Wednesday, 26 August 2009

The Romans in Britain


I rather suspect that Roman attitudes towards Britain were rather like British attitudes towards the north-west frontier of their own nineteenth century Indian Empire: important to hold but difficult to love. Dio Cassius, when writing of the third century campaign of Septimius Severus in the north of the island, was to lament the difficulties caused by the 'bogs and forests', the very same things that had hindered the conquest under Claudius almost two hundred years before. Ammianus Marcellinus, a fourth century Roman historian, was to praise the Emperor Constans for a surprise visit he made to the island in 343AD, in terms that would suggest he had crossed to the ends of the earth!
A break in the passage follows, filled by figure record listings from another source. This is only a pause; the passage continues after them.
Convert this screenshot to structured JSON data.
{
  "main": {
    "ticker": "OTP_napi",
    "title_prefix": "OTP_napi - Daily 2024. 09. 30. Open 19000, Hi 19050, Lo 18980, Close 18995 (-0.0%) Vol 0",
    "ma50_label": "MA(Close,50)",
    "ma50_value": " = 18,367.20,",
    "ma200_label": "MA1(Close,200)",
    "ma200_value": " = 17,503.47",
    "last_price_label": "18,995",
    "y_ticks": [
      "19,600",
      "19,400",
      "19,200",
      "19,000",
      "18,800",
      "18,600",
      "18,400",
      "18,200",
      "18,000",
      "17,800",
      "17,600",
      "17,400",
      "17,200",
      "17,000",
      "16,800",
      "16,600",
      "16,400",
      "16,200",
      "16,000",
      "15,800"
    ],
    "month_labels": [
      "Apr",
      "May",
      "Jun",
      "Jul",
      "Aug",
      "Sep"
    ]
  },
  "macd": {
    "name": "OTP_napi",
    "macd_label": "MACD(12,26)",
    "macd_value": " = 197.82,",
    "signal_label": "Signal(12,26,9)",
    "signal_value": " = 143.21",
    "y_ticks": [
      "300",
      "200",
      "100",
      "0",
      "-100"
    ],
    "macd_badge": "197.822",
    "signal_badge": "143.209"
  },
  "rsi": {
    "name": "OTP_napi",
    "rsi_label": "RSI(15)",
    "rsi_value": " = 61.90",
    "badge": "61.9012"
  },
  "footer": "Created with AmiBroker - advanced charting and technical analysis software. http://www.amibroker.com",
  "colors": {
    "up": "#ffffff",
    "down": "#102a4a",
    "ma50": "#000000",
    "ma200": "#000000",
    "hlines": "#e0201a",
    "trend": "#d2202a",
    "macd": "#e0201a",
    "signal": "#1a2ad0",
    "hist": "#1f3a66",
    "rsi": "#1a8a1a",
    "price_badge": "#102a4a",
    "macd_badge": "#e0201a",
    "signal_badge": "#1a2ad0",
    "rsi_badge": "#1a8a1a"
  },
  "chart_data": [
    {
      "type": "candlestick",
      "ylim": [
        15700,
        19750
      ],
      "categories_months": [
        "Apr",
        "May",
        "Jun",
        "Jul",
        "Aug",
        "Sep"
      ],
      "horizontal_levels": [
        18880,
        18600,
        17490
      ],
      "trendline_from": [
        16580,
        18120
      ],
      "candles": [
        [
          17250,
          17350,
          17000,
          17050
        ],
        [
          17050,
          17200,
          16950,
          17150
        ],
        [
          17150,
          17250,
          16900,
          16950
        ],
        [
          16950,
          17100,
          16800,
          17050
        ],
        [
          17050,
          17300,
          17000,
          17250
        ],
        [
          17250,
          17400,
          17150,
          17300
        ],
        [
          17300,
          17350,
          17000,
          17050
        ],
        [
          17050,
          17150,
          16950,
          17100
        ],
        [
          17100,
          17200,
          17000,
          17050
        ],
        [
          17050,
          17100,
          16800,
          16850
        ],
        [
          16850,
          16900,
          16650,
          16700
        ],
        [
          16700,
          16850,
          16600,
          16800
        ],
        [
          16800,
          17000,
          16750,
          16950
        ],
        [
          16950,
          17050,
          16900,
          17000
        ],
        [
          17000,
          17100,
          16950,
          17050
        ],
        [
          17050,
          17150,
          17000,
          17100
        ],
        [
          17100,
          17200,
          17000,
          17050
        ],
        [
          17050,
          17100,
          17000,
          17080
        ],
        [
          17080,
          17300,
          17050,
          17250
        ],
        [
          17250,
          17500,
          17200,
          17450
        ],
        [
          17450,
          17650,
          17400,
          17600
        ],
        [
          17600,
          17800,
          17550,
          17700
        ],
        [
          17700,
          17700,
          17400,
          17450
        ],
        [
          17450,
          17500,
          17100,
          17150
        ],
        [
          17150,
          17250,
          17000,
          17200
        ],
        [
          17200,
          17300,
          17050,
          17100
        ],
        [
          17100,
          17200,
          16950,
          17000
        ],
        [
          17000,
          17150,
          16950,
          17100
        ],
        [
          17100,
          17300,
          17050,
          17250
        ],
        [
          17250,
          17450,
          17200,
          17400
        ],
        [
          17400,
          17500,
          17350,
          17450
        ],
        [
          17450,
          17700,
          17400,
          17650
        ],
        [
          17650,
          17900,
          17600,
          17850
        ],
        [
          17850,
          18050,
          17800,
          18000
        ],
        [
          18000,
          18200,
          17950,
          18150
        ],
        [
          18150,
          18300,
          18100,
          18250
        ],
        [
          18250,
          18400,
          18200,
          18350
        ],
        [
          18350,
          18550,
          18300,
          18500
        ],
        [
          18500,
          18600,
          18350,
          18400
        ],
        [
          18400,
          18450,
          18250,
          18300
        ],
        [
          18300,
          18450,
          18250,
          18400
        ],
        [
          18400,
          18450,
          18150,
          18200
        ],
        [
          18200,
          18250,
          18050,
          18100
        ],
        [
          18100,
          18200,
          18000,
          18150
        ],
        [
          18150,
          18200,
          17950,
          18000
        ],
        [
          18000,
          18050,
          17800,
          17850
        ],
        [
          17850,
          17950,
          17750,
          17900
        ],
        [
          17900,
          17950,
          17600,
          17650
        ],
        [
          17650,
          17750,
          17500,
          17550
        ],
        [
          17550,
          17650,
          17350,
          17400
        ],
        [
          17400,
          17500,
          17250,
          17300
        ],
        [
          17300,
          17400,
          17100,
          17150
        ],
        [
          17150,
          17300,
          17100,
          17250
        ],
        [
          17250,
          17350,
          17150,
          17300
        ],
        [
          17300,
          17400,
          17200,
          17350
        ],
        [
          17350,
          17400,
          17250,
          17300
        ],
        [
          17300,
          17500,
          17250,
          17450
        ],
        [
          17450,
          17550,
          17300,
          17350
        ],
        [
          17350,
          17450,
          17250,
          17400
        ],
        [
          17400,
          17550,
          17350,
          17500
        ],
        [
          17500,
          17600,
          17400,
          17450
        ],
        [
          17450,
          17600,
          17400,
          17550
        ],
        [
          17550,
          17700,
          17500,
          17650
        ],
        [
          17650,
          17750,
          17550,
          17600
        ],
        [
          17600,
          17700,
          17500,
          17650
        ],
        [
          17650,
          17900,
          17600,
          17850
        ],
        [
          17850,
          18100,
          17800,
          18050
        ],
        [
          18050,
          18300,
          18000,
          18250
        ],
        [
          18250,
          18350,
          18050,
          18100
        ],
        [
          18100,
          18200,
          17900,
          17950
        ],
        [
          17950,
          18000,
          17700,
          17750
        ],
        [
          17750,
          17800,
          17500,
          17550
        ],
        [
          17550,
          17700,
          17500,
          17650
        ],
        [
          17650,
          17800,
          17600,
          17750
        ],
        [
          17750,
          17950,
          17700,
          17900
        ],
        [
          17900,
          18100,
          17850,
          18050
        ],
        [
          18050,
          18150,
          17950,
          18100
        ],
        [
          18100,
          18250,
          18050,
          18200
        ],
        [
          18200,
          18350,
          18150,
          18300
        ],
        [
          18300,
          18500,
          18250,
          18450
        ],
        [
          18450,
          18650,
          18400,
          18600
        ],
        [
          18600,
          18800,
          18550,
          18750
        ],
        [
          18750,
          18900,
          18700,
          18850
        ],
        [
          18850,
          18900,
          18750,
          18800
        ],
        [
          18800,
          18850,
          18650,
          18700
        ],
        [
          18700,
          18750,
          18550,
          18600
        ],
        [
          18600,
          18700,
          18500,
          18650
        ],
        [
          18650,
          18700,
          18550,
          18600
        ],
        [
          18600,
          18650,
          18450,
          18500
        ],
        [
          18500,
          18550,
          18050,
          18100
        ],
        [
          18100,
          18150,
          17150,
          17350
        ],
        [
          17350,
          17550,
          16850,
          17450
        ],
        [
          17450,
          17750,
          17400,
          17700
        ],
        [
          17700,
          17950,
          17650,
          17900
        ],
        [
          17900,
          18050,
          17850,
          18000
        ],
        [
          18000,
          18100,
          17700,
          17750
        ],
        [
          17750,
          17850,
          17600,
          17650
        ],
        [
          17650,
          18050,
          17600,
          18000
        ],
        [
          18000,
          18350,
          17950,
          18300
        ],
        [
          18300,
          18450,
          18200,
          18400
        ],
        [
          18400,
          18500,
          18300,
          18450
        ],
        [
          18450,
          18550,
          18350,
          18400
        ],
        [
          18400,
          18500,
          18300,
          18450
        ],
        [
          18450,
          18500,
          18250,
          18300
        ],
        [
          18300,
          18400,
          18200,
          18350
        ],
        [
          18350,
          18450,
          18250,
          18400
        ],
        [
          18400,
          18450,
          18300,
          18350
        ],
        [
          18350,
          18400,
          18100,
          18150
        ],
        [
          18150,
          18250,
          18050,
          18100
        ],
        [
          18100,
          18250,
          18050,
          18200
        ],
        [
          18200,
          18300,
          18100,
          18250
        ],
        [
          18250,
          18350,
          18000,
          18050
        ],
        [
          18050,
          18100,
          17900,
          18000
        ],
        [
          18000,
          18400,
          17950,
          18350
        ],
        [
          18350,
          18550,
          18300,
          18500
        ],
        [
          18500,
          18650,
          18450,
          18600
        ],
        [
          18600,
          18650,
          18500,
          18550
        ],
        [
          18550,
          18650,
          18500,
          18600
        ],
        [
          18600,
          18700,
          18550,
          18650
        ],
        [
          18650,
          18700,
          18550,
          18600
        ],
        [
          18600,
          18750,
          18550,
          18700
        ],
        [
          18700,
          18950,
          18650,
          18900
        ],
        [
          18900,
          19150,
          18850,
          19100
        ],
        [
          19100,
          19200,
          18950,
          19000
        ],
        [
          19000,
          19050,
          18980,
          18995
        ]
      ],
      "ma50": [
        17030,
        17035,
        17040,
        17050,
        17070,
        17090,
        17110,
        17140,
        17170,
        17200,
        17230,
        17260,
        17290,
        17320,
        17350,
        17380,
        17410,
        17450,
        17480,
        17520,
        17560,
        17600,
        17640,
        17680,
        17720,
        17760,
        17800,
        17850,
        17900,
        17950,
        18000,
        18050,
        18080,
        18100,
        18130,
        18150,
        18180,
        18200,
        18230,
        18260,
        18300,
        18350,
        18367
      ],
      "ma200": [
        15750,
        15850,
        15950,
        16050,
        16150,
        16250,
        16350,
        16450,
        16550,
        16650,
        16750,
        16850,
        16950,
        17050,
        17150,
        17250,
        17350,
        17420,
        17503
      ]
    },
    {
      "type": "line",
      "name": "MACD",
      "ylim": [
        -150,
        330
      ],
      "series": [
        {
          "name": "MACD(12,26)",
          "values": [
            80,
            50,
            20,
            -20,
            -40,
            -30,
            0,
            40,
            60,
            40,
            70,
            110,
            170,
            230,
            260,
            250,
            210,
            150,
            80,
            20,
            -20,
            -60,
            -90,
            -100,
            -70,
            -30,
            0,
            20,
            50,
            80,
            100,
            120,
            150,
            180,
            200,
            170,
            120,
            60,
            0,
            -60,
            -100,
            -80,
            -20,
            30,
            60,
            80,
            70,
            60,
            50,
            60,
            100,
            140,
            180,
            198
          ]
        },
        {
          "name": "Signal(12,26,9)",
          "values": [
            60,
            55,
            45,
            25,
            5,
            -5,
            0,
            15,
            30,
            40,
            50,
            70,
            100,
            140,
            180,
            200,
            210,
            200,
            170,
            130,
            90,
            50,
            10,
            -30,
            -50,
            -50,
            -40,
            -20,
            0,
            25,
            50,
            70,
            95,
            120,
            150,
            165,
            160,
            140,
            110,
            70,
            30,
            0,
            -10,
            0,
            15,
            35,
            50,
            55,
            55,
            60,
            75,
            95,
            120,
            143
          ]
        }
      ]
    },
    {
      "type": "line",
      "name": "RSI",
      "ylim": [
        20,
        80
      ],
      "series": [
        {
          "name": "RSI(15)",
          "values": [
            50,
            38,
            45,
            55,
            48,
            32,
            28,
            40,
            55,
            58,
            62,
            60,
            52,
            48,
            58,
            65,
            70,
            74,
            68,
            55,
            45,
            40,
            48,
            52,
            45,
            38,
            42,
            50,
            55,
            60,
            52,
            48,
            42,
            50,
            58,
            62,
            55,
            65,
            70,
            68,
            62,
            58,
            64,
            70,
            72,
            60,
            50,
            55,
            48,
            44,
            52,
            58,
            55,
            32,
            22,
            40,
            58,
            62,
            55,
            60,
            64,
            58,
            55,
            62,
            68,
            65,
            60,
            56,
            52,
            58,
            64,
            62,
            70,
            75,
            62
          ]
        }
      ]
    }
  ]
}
But Britain remained attractive, in economic and strategic terms, for the rest of the Roman world; at once a place of profit and settlement in the south, and mystery and barbarism in the north, the direction of Ultima Thule and the Fortunate Islands. Even Antoninus Pius, the most unwarlike of Emperors, was determined to make his mark there, advancing his army into what was later to become the south of Scotland, the only expansion of his reign. And it was from Britain that Constantine the Great began what was perhaps the last great military campaign of the Roman world, one that was to transform the Empire. "Fortunate Britain, now most blessed of lands since you have been the first to see Constantine as Caesar."